HA! My first reaction upon meeting her would have been the same - "Are you here to work or flit?" Shoes can tell a story, for sure.

I'm impressed that your son last an entire school year with a tobacco spitter. My daughter wouldn't have handled it very well.

RuthieJ said...

Well, I feel sorry for red sequin sneaker woman. Obviously she never learned how to take care of herself--either because she never had to or no one ever taught her.
Fortunately for me I grew up watching my mom take care of things herself (because Dad was working) and we all learned good lessons about fixing things and taking care of ourselves from her. And I'm proud to say that if it weren't for learning from my mom, I'd still be waiting for "someone" to install that ceiling fan in the bedroom!

Anonymous said...

*quickly hides red sequin sneekers*
As if! I'm no red sequin sneeker wearer and I'd have told her what else to carry in addition to the pillow! Great story though and a happy ending. I'm a bit of a neat freak and although my son doesn't take after me I think he would fare better than baccy chewing man! :o)
My daughter.... is another story altogether! I only go into her bedroom with one eye open.

dguzman said...

Wow. I'll never look back on my college roommates the same way again! I thought THEY were messy or annoying or gross--your son's old tobacco-chewing cretin makes my roommies look wonderful by comparison!
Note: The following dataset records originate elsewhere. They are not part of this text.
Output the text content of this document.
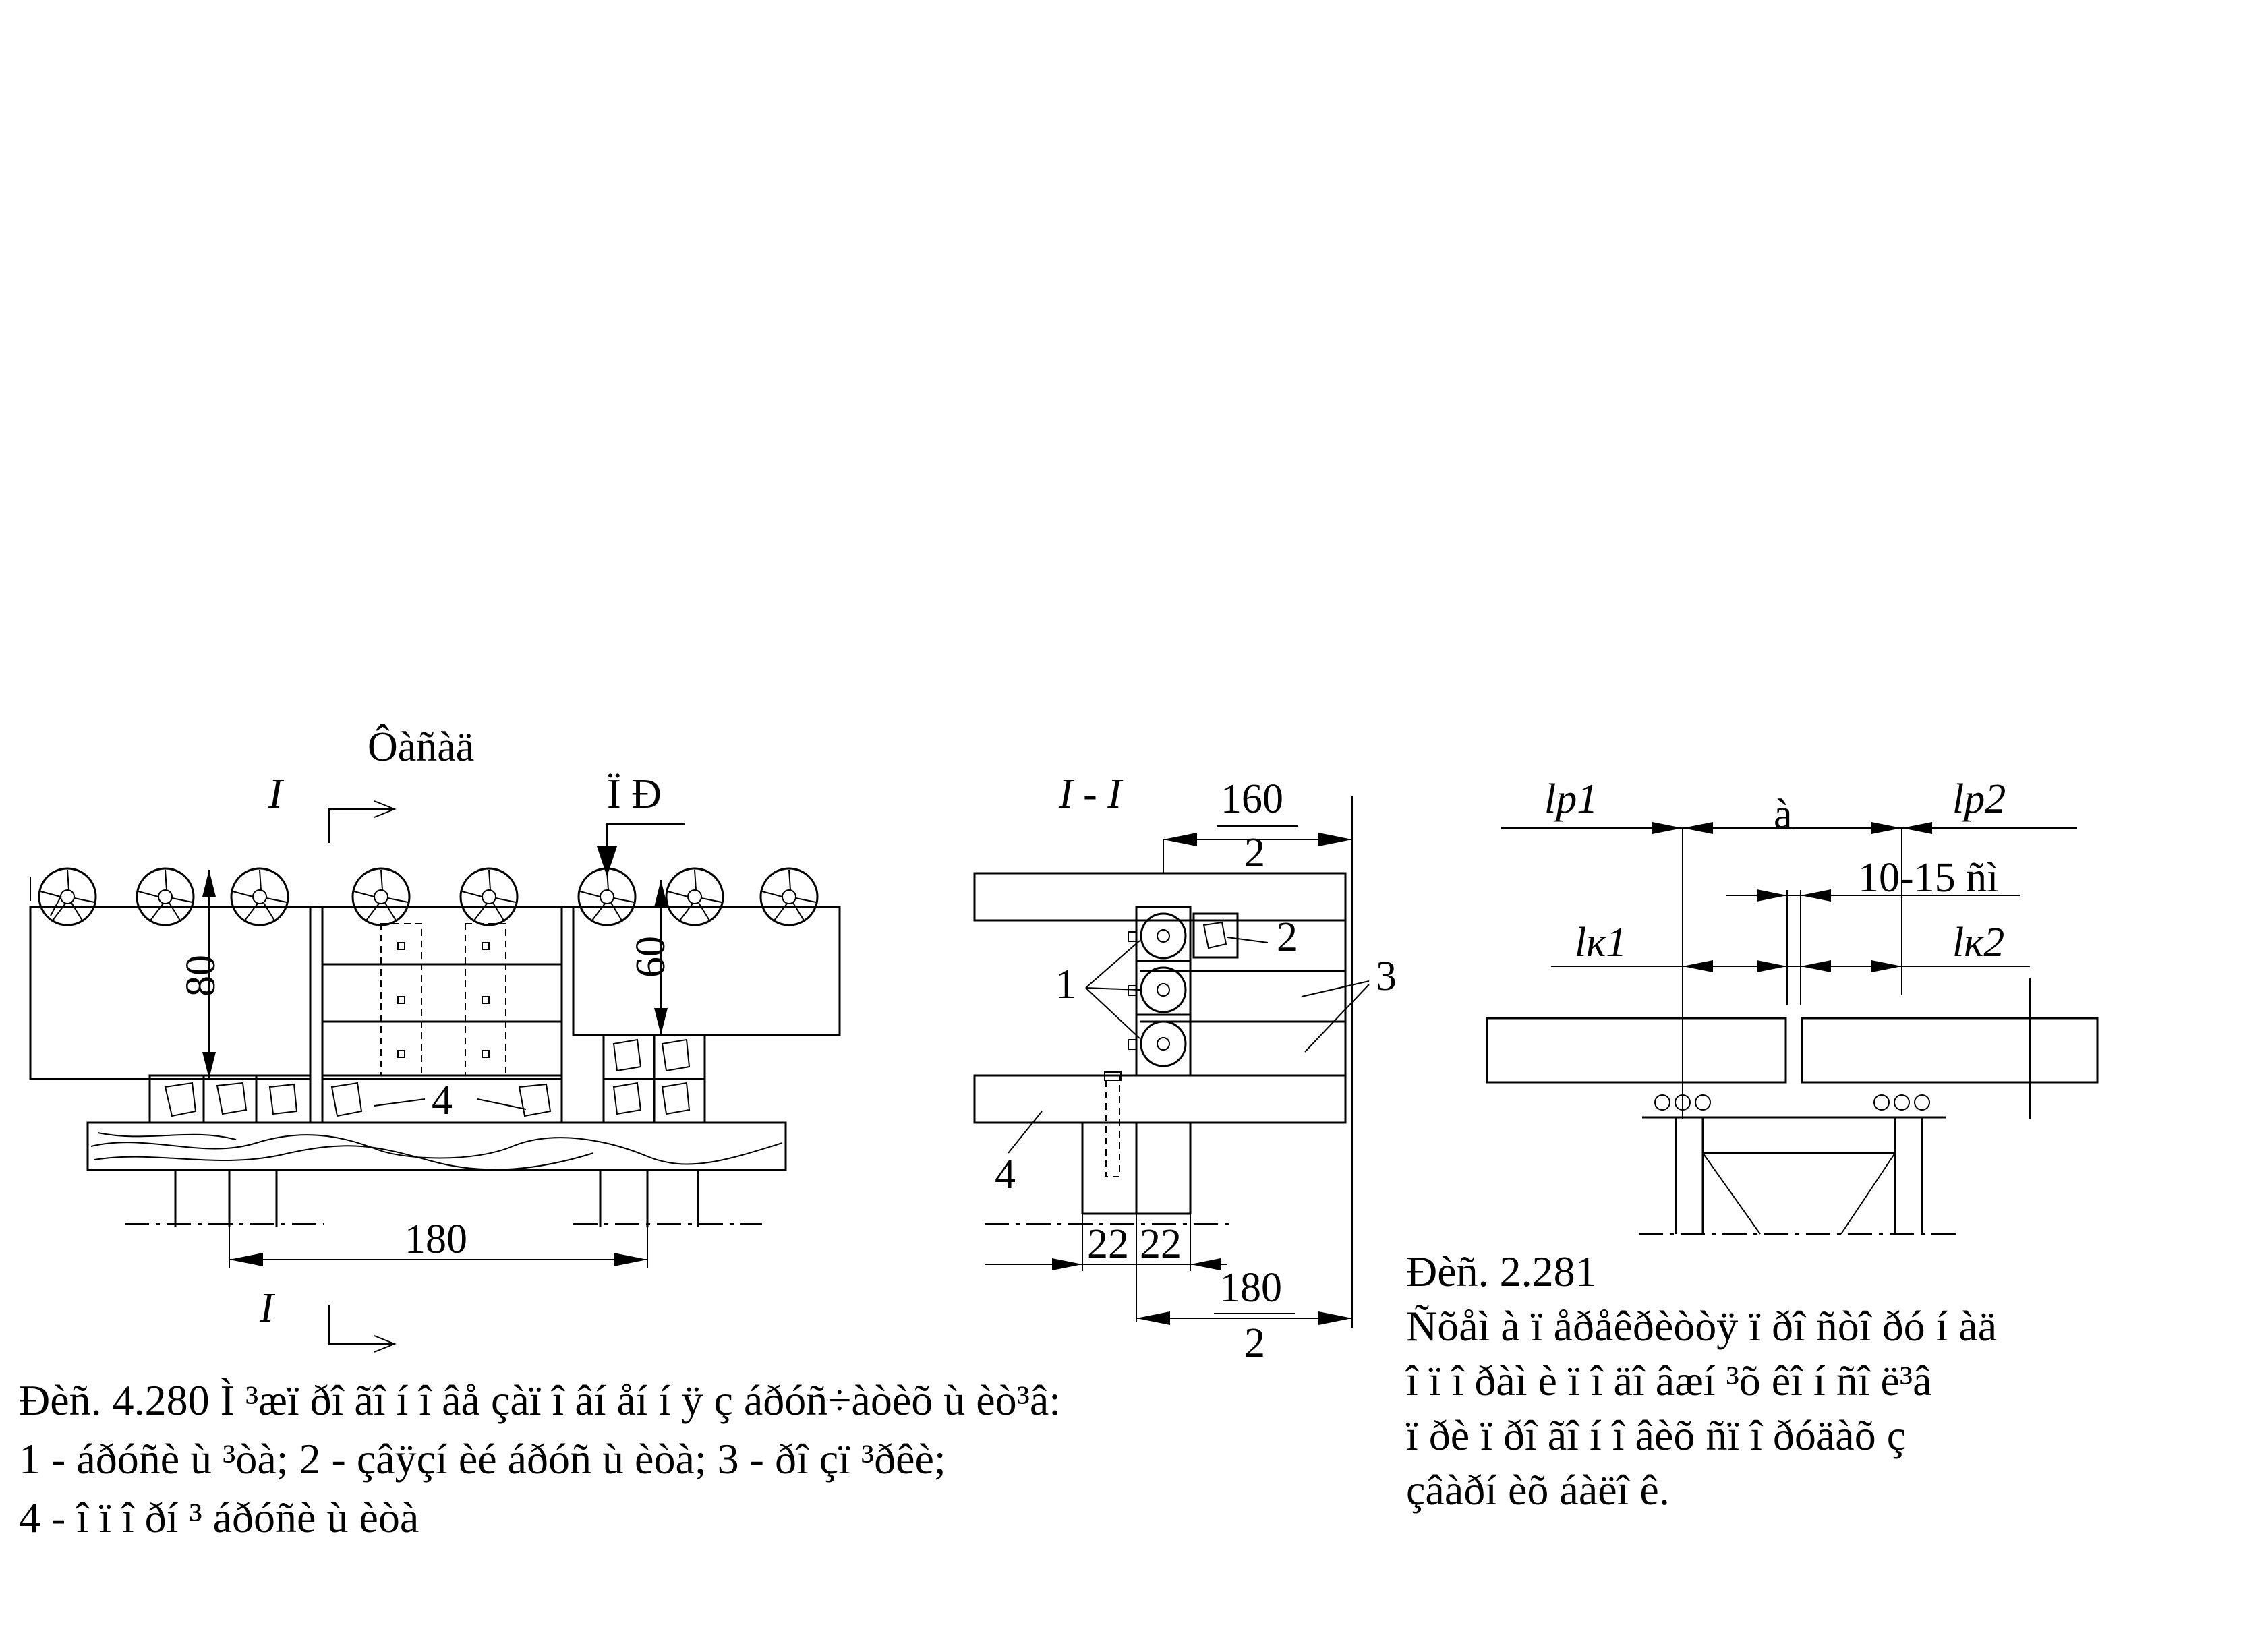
Ôàñàä
I
I
Ï Ð
4
80	60
180
Ðèñ. 4.280 Ì ³æï ðî ãî í î âå çàï î âí åí í ÿ ç áðóñ÷àòèõ ù èò³â:
1 - áðóñè ù ³òà; 2 - çâÿçí èé áðóñ ù èòà; 3 - ðî çï ³ðêè;
4 - î ï î ðí ³ áðóñè ù èòà
I - I
1
2
3
4
160
2
22 22
180
2
lp1	à	lp2
10-15 ñì
lк1	lк2
Ðèñ. 2.281
Ñõåì à ï åðåêðèòòÿ ï ðî ñòî ðó í àä
î ï î ðàì è ï î äî âæí ³õ êî í ñî ë³â
ï ðè ï ðî ãî í î âèõ ñï î ðóäàõ ç
çâàðí èõ áàëî ê.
And AMEN to the value of strong women who can do for themselves! In my case, part of it comes from my upbringing and part from my lesbianism, I think. (Who really knows?) I definitely steer clear of the red-sequin-shoe types!

Susan Gets Native said...

Good grief.
I have mixed feelings about weak, I-don't-know-how-to-do-anything women. I feel bad for them, because as Ruthie said, they never learned how to do for themselves. But I also get really ticked off at them, because when you are an adult, excuses wear pretty thin. My husband has a cousin who makes me crazy. All she knows is shopping and getting the NANNY and her husband or daddy to do and get for her. She was spoiled rotten as a child, but that stopped being an excuse and turns into just a reason a long time ago.
Lorelei's school is FULL of high-maintenance, stooopid mommies, and I hear them all the time complaining about "the help" or how helpless they themselves are. I try very hard not to roll my eyes too overtly. I overheard one of them say that they actually had to call a handy-man to change some lightbulbs in their house. Whaaa? Are you kidding me?
They are definitely red-sequined shoe wearers.
And then there's me...wearing bird-poop-splattered jeans, going off to wrestle a red-tailed hawk and make it bow to my will.